Reputation: 19
I am trying to create a position independent binary for a Cortex-M0+ using the ARM GNU toolchain included with Atmel Studio 7 (arm-none-eabi ?). I have looked many places for information on how to do this, but am not successful. This would facilitate creating ping-pong images in low-high Flash memory areas for OTA updates without needing to know or care whether the update was a ping or pong image for that unit.
I have an 8 kB bootloader resident at 0x0000 which I can communicate with over UART and which will jump to 0x6000 (24 kB) after reset if it detects a binary there (i.e. not 0xFFFF erased Flash). This SAM-BA bootloader allows me to dump memory and erase and program Flash with .bin files at a designated address.
In the application project (simple LED blink), doing nothing but adding -section-start=.text=0x6000 to the linker command line results in the LED blink code working after it is programmed at 0x6000 by the bootloader. I see also in the hex file that it starts at 0x6000.

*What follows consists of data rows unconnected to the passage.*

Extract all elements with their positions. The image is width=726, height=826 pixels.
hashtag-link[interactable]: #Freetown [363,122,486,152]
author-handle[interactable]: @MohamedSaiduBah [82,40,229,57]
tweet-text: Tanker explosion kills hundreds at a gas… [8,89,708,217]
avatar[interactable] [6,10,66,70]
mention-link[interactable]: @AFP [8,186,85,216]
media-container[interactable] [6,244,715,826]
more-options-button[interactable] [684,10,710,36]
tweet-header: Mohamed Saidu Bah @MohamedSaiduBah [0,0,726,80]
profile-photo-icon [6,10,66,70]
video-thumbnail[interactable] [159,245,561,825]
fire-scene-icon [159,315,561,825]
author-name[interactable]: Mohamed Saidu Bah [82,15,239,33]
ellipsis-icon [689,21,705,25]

In my attempt to create a position independent binary, I have removed the above linker item, and added the -fPIC flag to the command lines for the compiler, the linker and the assembler. But, I think I still see absolute branch addresses in the disassembly, such as :
28e: d001 beq.n 294
And the result is that the LED blink binary I load at 0x6000 does not execute unless I specifically tell the linker to put it at 0x6000, which defeats the purpose. Note that I do also see what looks like relative branches in other parts of the disassembly :
21c: 4b03 ldr r3, [pc, #12] ; (22c )
21e: 58d3 ldr r3, [r2, r3]
220: 9301 str r3, [sp, #4]
222: 4798 blx r3
The SRAM is always at the same address (0x20000000), I just need to be able to re-position the executable. I have not modified the linker command file, and it does not have section for .got (e.g. (.got) or similar).
Can anyone explain to me the specific changes I need to make to the compiler/assembler/linker flags to create a position independent binary in this setup ? Many thanks in advance.
Upvotes: 1
Views: 387
Reputation: 1789
You need to look more closely at your disassembly. For 0xd001, I get this:
0x00000000: d001 .. BEQ {pc}+0x6 ; 0x6
In your case, the toolchain has tried to be helpful. Clearly, a 16 bit opcode can't encode an absolute address with a 32 bit address space. So you are closer than you think to a solution.